These include what she calls the "anti-growth coalition" as well as the judiciary, the civil service, the "global left", and environmental and animal rights organisations.
[11] For the financial crisis that followed from her and Chancellor Kwasi Kwarteng's mini-budget, she blames the Office for Budget Responsibility, the Bank of England, and the Treasury.
[8] In the section about her time as Prime Minister, Truss talks about the difficulties she had living at 10 Downing Street, saying that the role involves presidential responsibility but without the necessary support.
[15] Patrick Maguire in The Times criticised the book as tedious and muddled, raising interesting questions but offering confusing or contradictory answers to them.
The Independent awarded one out of five stars, calling the book "one giant whinge" that inverted the facts about Truss's career in order to portray her as having done nothing wrong.
He interpreted the book as a story, not of powerful vested interests, but of a politician with "a simplistic mindset and a reckless temperament" who achieved little in her political offices.

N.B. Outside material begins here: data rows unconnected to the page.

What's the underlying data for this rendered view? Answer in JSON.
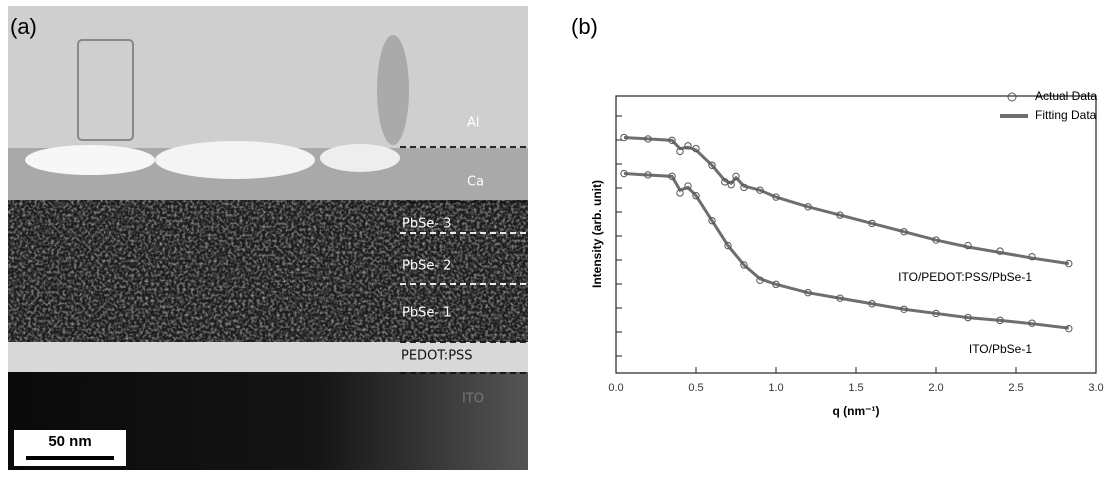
{
  "panel_labels": [
    "(a)",
    "(b)"
  ],
  "micrograph": {
    "layers": [
      "Al",
      "Ca",
      "PbSe- 3",
      "PbSe- 2",
      "PbSe- 1",
      "PEDOT:PSS",
      "ITO"
    ],
    "scale_bar": "50 nm"
  },
  "chart_data": {
    "type": "scatter-fit",
    "x_label": "q (nm⁻¹)",
    "y_label": "Intensity (arb. unit)",
    "xlim": [
      0,
      3
    ],
    "ylim": [
      0,
      10
    ],
    "xticks": [
      {
        "value": 0,
        "label": "0.0"
      },
      0.5,
      {
        "value": 1,
        "label": "1.0"
      },
      1.5,
      {
        "value": 2,
        "label": "2.0"
      },
      2.5,
      {
        "value": 3,
        "label": "3.0"
      }
    ],
    "legend": "upper right",
    "series": [
      {
        "name": "Actual Data",
        "color": "#555555",
        "marker": "circle"
      },
      {
        "name": "Fitting Data",
        "color": "#6e6e6e",
        "marker": "line"
      }
    ],
    "samples": [
      {
        "label": "ITO/PEDOT:PSS/PbSe-1",
        "x": [
          0.05,
          0.2,
          0.35,
          0.4,
          0.45,
          0.5,
          0.6,
          0.68,
          0.72,
          0.75,
          0.8,
          0.9,
          1.0,
          1.2,
          1.4,
          1.6,
          1.8,
          2.0,
          2.2,
          2.4,
          2.6,
          2.83
        ],
        "actual": [
          8.5,
          8.45,
          8.4,
          8.0,
          8.2,
          8.1,
          7.5,
          6.9,
          6.8,
          7.1,
          6.7,
          6.6,
          6.35,
          6.0,
          5.7,
          5.4,
          5.1,
          4.8,
          4.6,
          4.4,
          4.2,
          3.95
        ],
        "fit": [
          8.5,
          8.45,
          8.4,
          8.1,
          8.15,
          8.05,
          7.5,
          6.95,
          6.85,
          7.05,
          6.75,
          6.6,
          6.35,
          6.0,
          5.7,
          5.4,
          5.1,
          4.8,
          4.55,
          4.35,
          4.15,
          3.95
        ]
      },
      {
        "label": "ITO/PbSe-1",
        "x": [
          0.05,
          0.2,
          0.35,
          0.4,
          0.45,
          0.5,
          0.6,
          0.7,
          0.8,
          0.9,
          1.0,
          1.2,
          1.4,
          1.6,
          1.8,
          2.0,
          2.2,
          2.4,
          2.6,
          2.83
        ],
        "actual": [
          7.2,
          7.15,
          7.1,
          6.5,
          6.75,
          6.4,
          5.5,
          4.6,
          3.9,
          3.35,
          3.2,
          2.9,
          2.7,
          2.5,
          2.3,
          2.15,
          2.0,
          1.9,
          1.8,
          1.6
        ],
        "fit": [
          7.2,
          7.15,
          7.1,
          6.6,
          6.7,
          6.4,
          5.5,
          4.6,
          3.9,
          3.4,
          3.2,
          2.9,
          2.7,
          2.5,
          2.3,
          2.15,
          2.0,
          1.9,
          1.78,
          1.62
        ]
      }
    ]
  }
}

[16] Andrew Rawnsley, writing for The Guardian, described it as an "unintentionally hilarious" book characterised by intense self-pity combined with a lack of self-reflection.
[10] Stuart Jeffries, also from The Guardian, called the book "unstoppably self-serving" and "cliche-ridden", saying that its purpose, like that of many other political memoirs, is to rewrite history for the benefit of an author unable to accept responsibility.